Leona had learned early not to run. The night of her first beating she took off down the mountain, almost making it to Red Deer Holler. Titus' cousins, Marcus and Julius Trent found her and dragged her back. After they helped him drink a jar of whiskey, he took a hickory cane to her.
The next morning she crawled to the creek and soaked her blood-caked clothes from her back. Leona miscarried her first son before noon. Dizzy with blood loss, numb with grief, she buried the translucent body and cleaned the mess up before her baby's killer came home that evening.

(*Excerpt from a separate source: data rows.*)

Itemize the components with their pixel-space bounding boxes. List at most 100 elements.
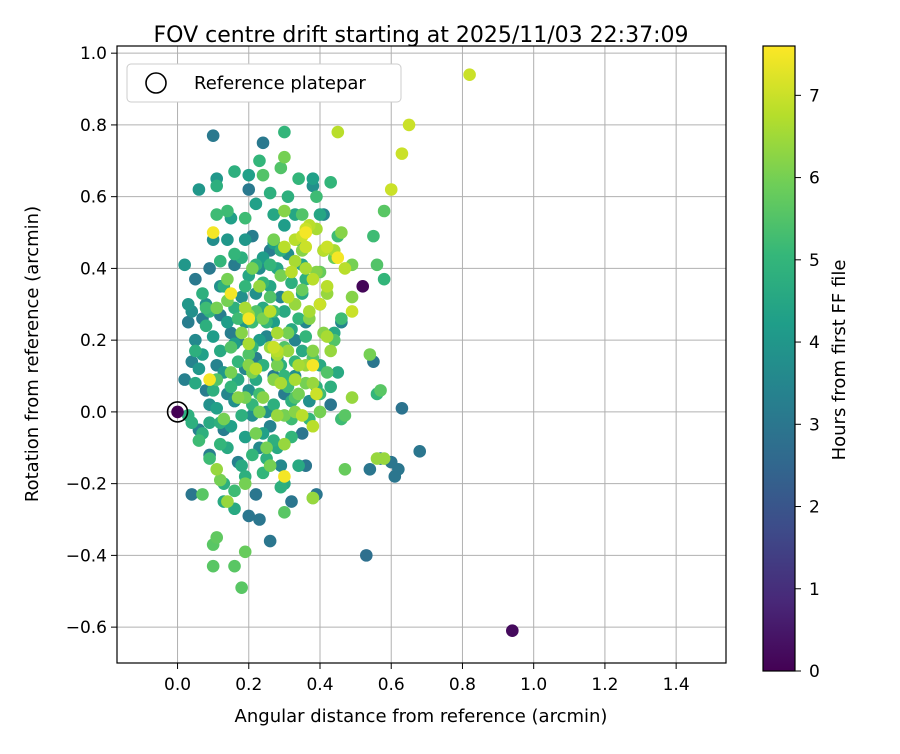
colorbar-gradient bbox=[763, 46, 795, 671]
x-tick-label: 0.0 bbox=[164, 675, 191, 695]
data-point bbox=[395, 402, 409, 415]
data-point bbox=[203, 452, 216, 465]
data-point bbox=[306, 358, 320, 372]
data-point bbox=[249, 197, 263, 211]
y-tick-label: 0.0 bbox=[80, 403, 107, 423]
data-point bbox=[288, 373, 302, 386]
data-point bbox=[281, 344, 295, 358]
y-tick-label: −0.4 bbox=[66, 546, 107, 566]
data-point bbox=[203, 373, 216, 386]
data-point bbox=[274, 376, 288, 390]
data-point bbox=[213, 344, 227, 358]
data-point bbox=[213, 254, 227, 268]
data-point bbox=[345, 391, 359, 404]
data-point bbox=[253, 280, 266, 293]
data-point bbox=[281, 190, 295, 203]
data-point bbox=[303, 305, 316, 318]
x-tick-label: 0.4 bbox=[306, 675, 333, 695]
data-point bbox=[199, 319, 213, 333]
data-point bbox=[206, 226, 220, 239]
data-point bbox=[178, 373, 191, 386]
data-point bbox=[235, 459, 248, 473]
y-tick-label: −0.2 bbox=[66, 475, 107, 495]
data-point bbox=[402, 118, 416, 132]
colorbar-tick-label: 0 bbox=[809, 662, 820, 682]
data-point bbox=[345, 290, 359, 304]
data-point bbox=[338, 462, 352, 476]
data-point bbox=[374, 384, 387, 397]
data-point bbox=[249, 488, 263, 501]
data-point bbox=[213, 473, 227, 487]
data-point bbox=[306, 491, 320, 505]
data-point bbox=[324, 344, 337, 358]
data-point bbox=[320, 330, 334, 343]
data-point bbox=[299, 330, 313, 343]
x-tick-label: 1.2 bbox=[591, 675, 618, 695]
y-tick-label: −0.6 bbox=[66, 618, 107, 638]
data-point bbox=[292, 459, 305, 473]
data-point bbox=[231, 312, 245, 325]
data-point bbox=[413, 445, 427, 458]
data-point bbox=[206, 559, 220, 573]
data-point bbox=[278, 305, 291, 318]
data-point bbox=[242, 348, 256, 361]
data-point bbox=[224, 366, 238, 379]
data-point bbox=[306, 419, 320, 433]
data-point bbox=[299, 262, 313, 275]
data-point bbox=[506, 624, 519, 638]
data-point bbox=[267, 208, 281, 221]
data-point bbox=[203, 416, 216, 429]
x-tick-label: 1.0 bbox=[520, 675, 547, 695]
data-point bbox=[235, 581, 248, 594]
data-point bbox=[267, 398, 281, 412]
data-point bbox=[249, 362, 263, 376]
data-point bbox=[281, 326, 295, 340]
data-point bbox=[313, 297, 327, 311]
data-point bbox=[224, 380, 238, 394]
data-point bbox=[238, 280, 252, 293]
data-point bbox=[345, 305, 359, 318]
data-point bbox=[267, 341, 281, 354]
data-point bbox=[295, 409, 309, 422]
data-point bbox=[189, 272, 202, 286]
data-point bbox=[320, 366, 334, 379]
data-point bbox=[324, 398, 337, 412]
data-point bbox=[278, 437, 291, 451]
colorbar-ticks: 0 1 2 3 4 5 6 7 bbox=[795, 86, 820, 682]
data-point bbox=[189, 376, 202, 390]
data-point bbox=[238, 545, 252, 559]
plot-frame bbox=[116, 45, 727, 664]
data-point bbox=[288, 254, 302, 268]
data-points bbox=[178, 68, 519, 638]
data-point bbox=[221, 272, 234, 286]
data-point bbox=[267, 233, 281, 247]
colorbar-frame bbox=[762, 45, 796, 672]
reference-marker-ring bbox=[166, 401, 189, 423]
legend: Reference platepar bbox=[126, 63, 402, 103]
data-point bbox=[263, 258, 277, 272]
data-point bbox=[235, 409, 248, 422]
data-point bbox=[292, 312, 305, 325]
data-point bbox=[185, 488, 199, 501]
data-point bbox=[384, 183, 398, 196]
data-point bbox=[295, 283, 309, 297]
data-point bbox=[217, 412, 231, 426]
data-point bbox=[263, 459, 277, 473]
x-axis-ticks: 0.0 0.2 0.4 0.6 0.8 1.0 1.2 1.4 bbox=[164, 663, 690, 695]
data-point bbox=[189, 344, 202, 358]
data-point bbox=[359, 549, 373, 562]
data-point bbox=[295, 427, 309, 440]
data-point bbox=[221, 495, 234, 508]
y-tick-label: 0.4 bbox=[80, 259, 107, 279]
data-point bbox=[356, 280, 370, 293]
data-point bbox=[324, 176, 337, 189]
data-point bbox=[238, 301, 252, 315]
data-point bbox=[242, 168, 256, 182]
data-point bbox=[306, 272, 320, 286]
data-point bbox=[213, 437, 227, 451]
colorbar-tick-label: 6 bbox=[809, 169, 820, 189]
data-point bbox=[228, 247, 241, 261]
data-point bbox=[295, 344, 309, 358]
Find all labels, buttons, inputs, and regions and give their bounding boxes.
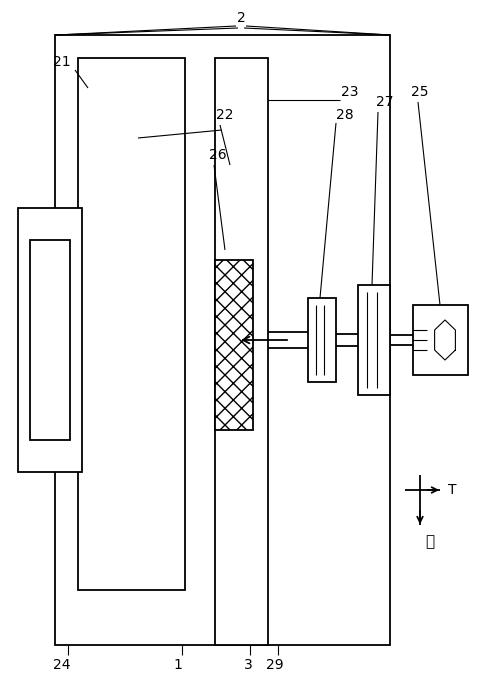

By her own reckoning, she had about 8 weeks, before Titus took notice of the coming baby. This next beating would be the worst. He'd be determined to make this one work and with his violence increasing with each passing fit, she could very well lose her life. Keziah would be left alone with a man who had no soul.
There was no alternative.
For Keziah's sake and the sake of the young ones in Leona's womb, Titus would have to die.
An accident was necessary. One that would never be doubted. If the authorities caught her, they'd allow her to give birth to the baby, then they would hang her. As desperate and beat down as she felt, Leona did not want to leave this world. Keziah and the new one would end up in an orphanage, few folks would want to adopt the children of a drunken father and a murdering mother. Or worse, the Trents would get them and they would be raised up in the same nasty world that had fashioned Titus'.
The solution eluded her for a week. As she began to prepare a cobbler for supper one day, she worried it around again. It wasn't until she popped the lid off of some canned peaches, that Leona had her inspiration. She nearly dropped the Ball jar when it dawned on her that her weapon lay beneath her feet.